The standard form of the ellipse with the foci on the x-axis
$$\frac{x^2}{a^2}+\frac{y^2}{b^2}=1,\ a+b=20$$
Given the formula for the area of ellipse is
$$A=\pi ab$$
a) How do I find the area of the ellipse as a function of $a$?
b) I want to know the equation of an ellipse given the area of $264\ cm^2$ c) I was asked to complete the table based from part(a), and make a guess about the shape of the ellipse
| a | 8 | 9 | 10 | 11 |
| A | _ | _ | _ | _ |
Where a is the function, and A is the area.
On
First question
Since $$a+b=20$$ you have that $$b=20-a$$. Therefore the area A is given by
$$ A = \pi a\left( {20 - a} \right) $$
Second question
You have to solve the second degree equation $$ \pi a\left( {20 - a} \right) = 264 $$ which turn to be $$ a^2 - 20a + \frac{{264}} {\pi } = 0 $$ You get two solutions
$$ \begin{gathered} a_1 = 10 + \sqrt {100 - \frac{{264}} {\pi }} \hfill \\ \hfill \\ a_2 = 10 - \sqrt {100 - \frac{{264}} {\pi }} \hfill \\ \end{gathered} $$ Geometrically this means that you get two ellipses: one of them has the major axis on x-axis the other on the y-axis.
Third question You have only to substitute and find the values of A. For the shape
For part a), you can use the fact that $b=20-a$ (or that $a = 20-b$).
For the table in part b), compare the ellipse to $x^2+y^2=1$. Now, using the transformation $x \rightarrow \frac{x}{8}$, the ellipse is squished by a factor of $\frac{1}{8}$ in the $x$-axis, or stretched by a factor of $8$.
In addition, by the transformation $y \rightarrow \frac{y}{12}$, the ellipse is stretched by a factor of $12$ in the $y$-axis.

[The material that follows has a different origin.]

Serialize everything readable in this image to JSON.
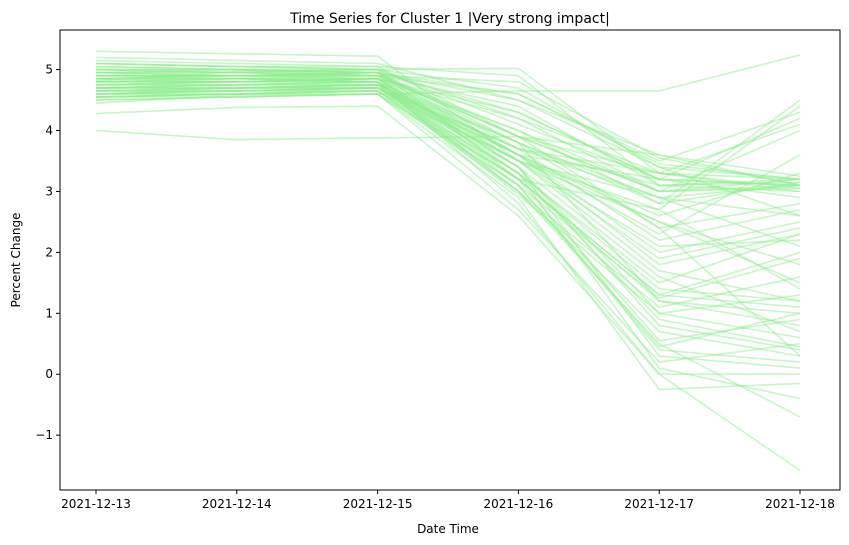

Therefore, the ellipse will be taller than it is wide. You should fill in the table from here.
To find the ellipse that has an area of $264 \text{cm}^2$, you can use $b=20-a$ to get $\pi a(20-a) = 264$. This is a simple quadratic equation. Now solve for $a$, and then using $b=20-a$ you can solve for $b$.